Office: Dodd 247E
Phone: 310-206-5434
gbaker@humnet.ucla.edu

George Baker completed his undergraduate work in art history at Yale University and received his Ph.D. from Columbia University in 2001. He arrives at UCLA as assistant professor of art history, having taught previously at SUNY Purchase where he was affiliated with the MFA program and directed the graduate art history program in Modern and Contemporary Art, Criticism, and Theory. Professor Baker's research and teaching explores the critical lessons of modernism for current cultural problems and phenomena, focusing thereby on the European avant-gardes of the early twentieth-century, as well as contemporary art, film, and the history and theory of photography. He has a special interest in psychoanalytic theory.
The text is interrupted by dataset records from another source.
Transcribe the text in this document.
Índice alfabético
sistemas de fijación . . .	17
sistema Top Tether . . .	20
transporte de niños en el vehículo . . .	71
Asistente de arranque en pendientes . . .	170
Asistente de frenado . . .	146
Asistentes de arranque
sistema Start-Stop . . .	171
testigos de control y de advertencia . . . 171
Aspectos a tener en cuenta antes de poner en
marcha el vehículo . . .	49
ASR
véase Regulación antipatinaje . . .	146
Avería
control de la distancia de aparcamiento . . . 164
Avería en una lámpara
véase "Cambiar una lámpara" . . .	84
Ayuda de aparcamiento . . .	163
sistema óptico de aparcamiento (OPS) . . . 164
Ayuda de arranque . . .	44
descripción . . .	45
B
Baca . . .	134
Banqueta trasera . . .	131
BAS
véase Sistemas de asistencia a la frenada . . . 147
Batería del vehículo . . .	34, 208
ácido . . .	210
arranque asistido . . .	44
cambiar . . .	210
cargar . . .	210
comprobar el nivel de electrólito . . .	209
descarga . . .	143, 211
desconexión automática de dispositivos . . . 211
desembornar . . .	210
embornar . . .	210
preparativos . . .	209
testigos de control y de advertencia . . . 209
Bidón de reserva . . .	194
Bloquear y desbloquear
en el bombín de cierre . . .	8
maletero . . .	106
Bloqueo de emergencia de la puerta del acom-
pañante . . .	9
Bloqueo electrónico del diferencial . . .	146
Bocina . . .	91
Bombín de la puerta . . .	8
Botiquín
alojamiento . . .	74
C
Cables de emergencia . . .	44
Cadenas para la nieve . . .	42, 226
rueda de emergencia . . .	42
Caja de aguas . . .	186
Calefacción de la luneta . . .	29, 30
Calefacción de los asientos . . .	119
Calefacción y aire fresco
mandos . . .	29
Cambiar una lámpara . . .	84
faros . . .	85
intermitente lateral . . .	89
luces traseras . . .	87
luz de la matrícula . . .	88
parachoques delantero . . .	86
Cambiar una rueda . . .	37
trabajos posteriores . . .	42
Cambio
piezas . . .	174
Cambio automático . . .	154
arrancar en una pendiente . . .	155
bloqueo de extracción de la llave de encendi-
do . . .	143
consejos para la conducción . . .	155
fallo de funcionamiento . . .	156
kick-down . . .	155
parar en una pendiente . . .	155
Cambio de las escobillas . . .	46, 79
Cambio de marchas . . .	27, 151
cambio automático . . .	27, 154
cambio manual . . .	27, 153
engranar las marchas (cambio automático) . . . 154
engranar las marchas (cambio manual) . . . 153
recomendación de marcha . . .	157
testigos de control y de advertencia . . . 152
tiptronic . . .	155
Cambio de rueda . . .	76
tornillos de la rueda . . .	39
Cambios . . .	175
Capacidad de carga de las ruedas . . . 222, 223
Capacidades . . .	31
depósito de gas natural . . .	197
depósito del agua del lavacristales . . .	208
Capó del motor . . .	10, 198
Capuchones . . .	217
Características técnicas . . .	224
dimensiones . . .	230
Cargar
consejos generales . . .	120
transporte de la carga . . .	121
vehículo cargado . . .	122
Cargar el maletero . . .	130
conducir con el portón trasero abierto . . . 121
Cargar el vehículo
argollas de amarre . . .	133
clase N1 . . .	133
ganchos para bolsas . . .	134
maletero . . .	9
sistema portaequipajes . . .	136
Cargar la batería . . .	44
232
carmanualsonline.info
His publications include a monograph on the films of conceptual artist James Coleman ("James Coleman: Drei Filmarbeiten," Sprengel Museum, Germany, 2002), an edited anthology of criticism on Coleman's work (MIT Press, 2003), and he is currently at work on two further books: a revisionist history of Dada entitled "The Artwork Caught by the Tail: Francis Picabia and Dada in Paris," as well as a collection of essays on contemporary art to be entitled "Reanimations." A long-standing critic for Artforum magazine, Professor Baker is also an editor of OCTOBER Magazine and OCTOBER Books.